The long-quiet Carney Hospital campus in Dorchester is being lined up for a dramatic second act, with developers advancing an $850 million plan for a five-building health and housing complex. The proposal would swap the shuttered hospital for a new medical campus, senior living, roughly 500 homes, ground-floor retail and an education center. Carney closed in August 2024 after its operator filed for bankruptcy, and residents along with city officials have spent months pushing for health services to return to the site.
HYM Investment Group and My City at Peace, led by developer Thomas N. O’Brien and the Rev. Jeffrey Brown, have told city planners they intend to demolish the now-vacant hospital and build the new campus in its place. The plan centers on a roughly 350,000-square-foot health facility, with housing wrapped around it, plus a 50,000-square-foot education building and new retail, according to The Boston Globe.
What the plan includes
The early concept calls for about 500 residential units, including at least 200 apartments and a senior living building with roughly 200 units of independent and assisted living and memory care. Developers are also eyeing a 50,000-square-foot education center for hands-on nursing or health-care training and about 50,000 square feet of retail, according to the Dorchester Reporter.
On paper, that mix tries to turn a closed hospital into a neighborhood hub, with health services, housing and everyday amenities all clustered on the same footprint.
Community wants care back on site
A 2025 Dorchester Health Planning Working Group convened by Mayor Michelle Wu and Governor Maura Healey recommended that any reuse of the Carney site put high-quality health care and social services front and center. The group called for emergency services, primary care and expanded behavioral-health capacity to fill the gap left by the closure, as detailed by Boston.gov. City and neighborhood leaders have repeatedly said that a meaningful medical presence has to be a nonnegotiable part of any redevelopment.
In other words, the community wants more than just apartments and shops. They want a real health anchor back on the hill where Carney once stood.
Timeline and approvals
The development team says it has already held dozens of community meetings and plans to file a Letter of Intent with the Boston Planning Department to kick off the Article 80 review process. If a health system signs on, the first phase of the project could begin construction by the end of 2027 and open by mid-2030, according to The Boston Globe. The plan will require approval from the Boston Planning & Development Agency and coordination with state agencies.

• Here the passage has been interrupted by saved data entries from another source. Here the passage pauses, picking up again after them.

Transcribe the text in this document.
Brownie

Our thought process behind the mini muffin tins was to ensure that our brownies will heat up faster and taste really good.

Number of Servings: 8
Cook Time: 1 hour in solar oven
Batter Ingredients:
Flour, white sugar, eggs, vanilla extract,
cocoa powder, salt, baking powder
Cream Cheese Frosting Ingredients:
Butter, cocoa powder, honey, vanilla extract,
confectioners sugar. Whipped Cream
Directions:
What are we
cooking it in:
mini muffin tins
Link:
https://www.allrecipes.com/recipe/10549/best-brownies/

That means neighbors are staring at a long runway, with several rounds of public review before any steel goes up or demolition crews move in.
Why the closure still matters
Carney officially shut its doors on August 31, 2024, after Steward Health Care filed for bankruptcy, a closure documented in state filings and notices to the Department of Public Health. The abrupt loss of the hospital strained nearby hospitals and community health centers and triggered the working group and city outreach that have shaped the current redevelopment effort, according to state records on Mass.gov.
For many residents, the empty building is a daily reminder of that disruption, which is partly why expectations for what replaces it are so high.
What to watch next
Developers say they will submit a formal proposal to the BPDA in the coming weeks and continue neighborhood briefings. Neighbors and elected officials say they plan to keep the pressure on to ensure a robust health component remains at the heart of the project, as reported by the Dorchester Reporter.
Local residents will be watching which health system, if any, signs on to operate the new facility and whether the city secures firm commitments for services that line up with the working group’s recommendations.